As specified above, our source reconstruction was conducted in an 8-mm space, resulting in 3559 brain voxels, each with its own time series. Thus, for each of the 90 ROIs, we identified the corresponding brain voxels and then averaged the time series of these associated voxels. This allowed us to obtain a final time series for each AAL ROI.
Then, we computed one two-sided t-test for each AAL ROI, each time point and each combination of M versus Ns. Finally, we corrected for multiple comparisons using one-dimensional (1D) cluster-based MCS (MCS, α = 0.05, MCS p-value = 0.001). Supplementary Fig. S7a–g and Supplementary Data 6 show all AAL ROIs and the significant differences between conditions. Figure 4 and Supplementary Fig. S8 show instead a selected array of ROIs which were particularly relevant for this study. Here, we identified the two ROIs that showed the strongest activity in absolute terms among auditory regions (i), medial temporal lobe (ii) and cingulate and prefrontal cortices (iii).
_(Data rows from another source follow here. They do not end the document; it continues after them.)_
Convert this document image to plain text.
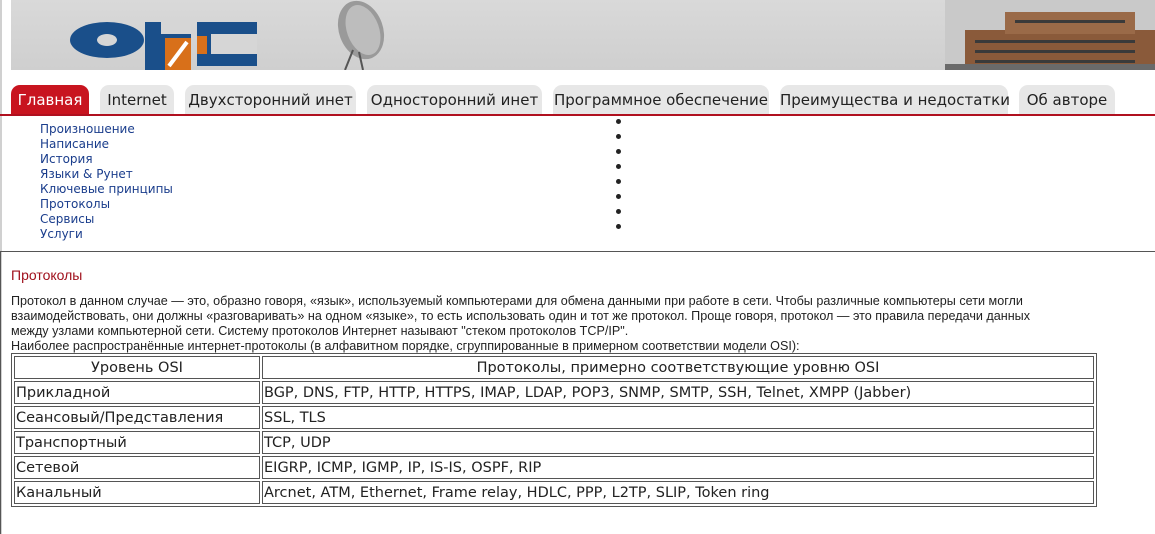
Главная	Internet	Двухсторонний инет Односторонний инет Программное обеспечение Преимущества и недостатки	Об авторе
Произношение
Написание
История
Языки & Рунет
Ключевые принципы
Протоколы
Сервисы
Услуги
Протоколы

Протокол в данном случае — это, образно говоря, «язык», используемый компьютерами для обмена данными при работе в сети. Чтобы различные компьютеры сети могли
взаимодействовать, они должны «разговаривать» на одном «языке», то есть использовать один и тот же протокол. Проще говоря, протокол — это правила передачи данных
между узлами компьютерной сети. Систему протоколов Интернет называют "стеком протоколов TCP/IP".
Наиболее распространённые интернет-протоколы (в алфавитном порядке, сгруппированные в примерном соответствии модели OSI):

Уровень OSI	Протоколы, примерно соответствующие уровню OSI
Прикладной	BGP, DNS, FTP, HTTP, HTTPS, IMAP, LDAP, POP3, SNMP, SMTP, SSH, Telnet, XMPP (Jabber)
Сеансовый/Представления	SSL, TLS
Транспортный	TCP, UDP
Сетевой	EIGRP, ICMP, IGMP, IP, IS-IS, OSPF, RIP
Канальный	Arcnet, ATM, Ethernet, Frame relay, HDLC, PPP, L2TP, SLIP, Token ring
We selected these regions based on the cognitive processes involved in the experimental task used in this study: audition (i), memory (ii), evaluation and decision-making (iii). As shown by Fig. 4 and Supplementary Fig. S8, these ROIs were left and right Heschl’s gyrus (LHG, RHG), left and right hippocampus (LHP, RHP), anterior cingulate gyrus (ACC) and medial cingulate gyrus (MC), respectively. These six regions were also used for the Dynamic Causal Modelling (DCM) analysis described later.
In addition, since it has been shown that the source reconstruction can produce leakage of the brain signals between the ROIs36, we took additional measures to ensure the robustness of our results. Specifically, we applied the multivariate source leakage correction method proposed by Colclough and colleagues36 to the ROIs time series. This method consists of removing the zero-lag correlations between the ROIs time series through a symmetric, multivariate orthogonalization process. After computing this correction, we performed the exact same statistical tests described above. The outcomes of this analysis are illustrated in Supplementary Fig. S9 and described in Supplementary Data 8.
Finally, as a further measure to enhance the reliability of our findings, in supplementary materials we reported the description of an alternative, functional parcellation derived from the data (Supplementary Figs. S7a–g, S10, S11, S15–S18 and Supplementary Data 9, 13, 14).
Prediction error across brain regions of interest
After differentiating the brain activity of M versus N, we conducted an additional analysis to investigate the responses elicited by the varied tones within the N conditions. Regarding Heschl’s gyrus (left and right), we focused on the late N100 peaking approximately at 150 ms after the onset of each varied tone. Regarding the hippocampus (left and right), anterior and medial cingulate gyrus, we focused on the responses peaking approximately at 250 ms after the onset of each varied tone (these responses were negative for hippocampus and anterior cingulate gyrus and positive for the medial cingulate gyrus). Our goal was to compare the responses to each individual tone independently within each ROI, for N conditions containing at least two varied tones. To achieve this, we computed the average neural activity within a ±20 ms time window centred around the designated time index (150 ms for Heschl’s gyri and 250 ms for the hippocampus and cingulate gyrus), as depicted in Fig. 5 using red circles. Subsequently, we performed separate one-sided analyses of variance (ANOVAs) for each ROI and N condition containing at least two varied tones to assess whether the responses to subsequent varied tones differed, independently for each ROI. Here, we used the sequential neural peaks as independent variable and the neural activity as the dependent variable. Since this approach led to a total of 18 ANOVAs, we applied an FDR correction to account for multiple comparisons. Moreover, the post-hoc analyses computed for each of the ANOVAs were corrected for multiple comparisons using Tukey–Kramer correction66.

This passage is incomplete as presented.